Das neue Schuljahr soll nicht nur von Corona geprägt werden. Das stellte Bildungsminister Claude Meisch am Donnerstag vor versammelter Presse im Escher Lycée Hubert Clément klar. Die Nachteile, die das Virus in vielen Sparten mit sich gebracht hat, versucht sich der Minister zunutze zu machen. „Man könnte es auch umgekehrt sehen. Viele gesellschaftliche Entwicklungen, technologische Umbrüche und wirtschaftliche Veränderungen wurden beschleunigt.“ Dies stelle uns nun vor zwei große Herausforderungen im Bildungswesen.
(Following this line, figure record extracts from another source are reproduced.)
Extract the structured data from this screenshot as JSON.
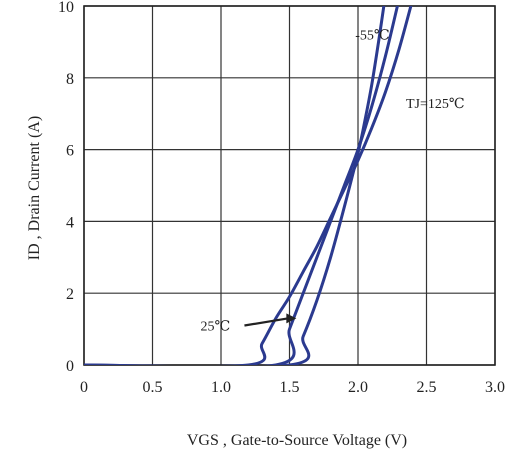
{
  "chart_data": {
    "type": "line",
    "xlabel": "VGS , Gate-to-Source  Voltage (V)",
    "ylabel": "ID , Drain  Current  (A)",
    "xlim": [
      0,
      3.0
    ],
    "ylim": [
      0,
      10
    ],
    "x_ticks": [
      0,
      0.5,
      1.0,
      1.5,
      2.0,
      2.5,
      3.0
    ],
    "x_tick_labels": [
      "0",
      "0.5",
      "1.0",
      "1.5",
      "2.0",
      "2.5",
      "3.0"
    ],
    "y_ticks": [
      0,
      2,
      4,
      6,
      8,
      10
    ],
    "y_tick_labels": [
      "0",
      "2",
      "4",
      "6",
      "8",
      "10"
    ],
    "grid": true,
    "line_color": "#2b3a8f",
    "series": [
      {
        "name": "-55℃",
        "x": [
          0,
          1.5,
          1.6,
          1.7,
          1.8,
          1.9,
          2.0,
          2.05,
          2.1,
          2.15,
          2.2
        ],
        "y": [
          0,
          0,
          0.8,
          1.8,
          3.0,
          4.4,
          5.9,
          6.8,
          7.8,
          9.0,
          10.3
        ]
      },
      {
        "name": "25℃",
        "x": [
          0,
          1.4,
          1.5,
          1.6,
          1.7,
          1.8,
          1.9,
          2.0,
          2.1,
          2.2,
          2.3
        ],
        "y": [
          0,
          0,
          1.0,
          2.0,
          3.0,
          4.0,
          5.0,
          6.0,
          7.2,
          8.6,
          10.2
        ]
      },
      {
        "name": "T₁=125℃",
        "x": [
          0,
          1.2,
          1.3,
          1.4,
          1.5,
          1.6,
          1.7,
          1.8,
          1.9,
          2.0,
          2.1,
          2.2,
          2.3,
          2.4
        ],
        "y": [
          0,
          0,
          0.6,
          1.3,
          1.9,
          2.6,
          3.3,
          4.1,
          4.9,
          5.7,
          6.6,
          7.6,
          8.8,
          10.2
        ]
      }
    ],
    "annotations": [
      {
        "text": "-55℃",
        "x": 1.98,
        "y": 9.2
      },
      {
        "text": "TJ=125℃",
        "x": 2.35,
        "y": 7.3
      },
      {
        "text": "25℃",
        "x": 0.85,
        "y": 1.1,
        "arrow_to": [
          1.55,
          1.3
        ]
      }
    ]
  }
}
Meisch zählt die zwei pädagogischen Schwerpunkte auf, die das neue Schuljahr prägen sollen. Einerseits nennt der Minister das Wohlbefinden der Kinder und Jugendlichen. Dieses hänge sehr stark mit der Corona-Krise zusammen. „Nun ist der Moment, in dem wir ihnen genauso viel zurückgeben können“, sagt Meisch. Andererseits nennt er auch den Begriff Zukunftschancen. Er erklärt, dass es hierbei wichtig sei, mit der gesellschaftlichen und technologischen Entwicklung Schritt zu halten. Sein Argument: „Wenn die Gesellschaft immer schneller dreht, dann muss die Schule ebenfalls Tempo aufnehmen.“ Er sagt: „Wenn wir hier nicht gut aufpassen, dann riskieren wir, dass Kinder und Jugendliche auf der Strecke bleiben.“
Wir kippen einen Graben zu, einerseits zwischen der technologischen und der gesellschaftlichen Entwicklung, andererseits zwischen der Schule und dem BildungswesenBildungsminister
„Bei dieser ‚Rentrée’ gibt es eigentlich einen historischen Moment“, so der Minister. Damit meint er nicht das Coronavirus, sondern die digitalen Kompetenzen, die ab dem 15. September Einzug in den Stundenplan der Luxemburger Grundschulen finden. „Wir kippen einen Graben zu, einerseits zwischen der technologischen und der gesellschaftlichen Entwicklung, andererseits zwischen der Schule und dem Bildungswesen.“
Der historische Moment komme daher, weil bislang informatische Kompetenzen und Kenntnisse höchstens in spezialisierten Klassen vermittelt wurden. Dennoch würde jeder ganz selbstverständlich im Alltag und Berufsleben digitale Werkzeuge einsetzen. Vor allem in der Arbeitswelt dominiere das Digitale sehr stark. In den nächsten Jahren werde es das Berufsleben nochmals komplett revolutionieren, so Meisch weiter. Auch sei es wichtig, die Heranwachsenden mit Fragen zu konfrontieren, wie wir darauf reagieren sollen, wenn Künstliche Intelligenz weiter auf dem Vormarsch ist. „Gibt der Mensch oder die Maschine den Ton an?“
Im Zyklus 4 der Grundschule wird in diesem Schuljahr das Coding eingeführt. „Auf spielerische Art, altersgerecht und zum größten Teil ohne Bildschirm oder Computer“, erklärt Meisch. Es gehe darum, die Grundprinzipien der Algorithmen zu verstehen und dadurch ein Verständnis für die digitale Welt zu entwickeln. Phase zwei wird ab dem Schuljahr 2021/2022 starten. Dann wird das Coding auch in den anderen Zyklen eingeführt. Im selben Jahr soll in den Sekundarschulen ein neues Fach unterrichtet werden, welches den Schülern das Grundverständnis der digitalen Welt näherbringen soll. Das Schulfach soll zuerst in den untersten Stufen der Lyzeen eingeführt und dann schrittweise erweitert werden.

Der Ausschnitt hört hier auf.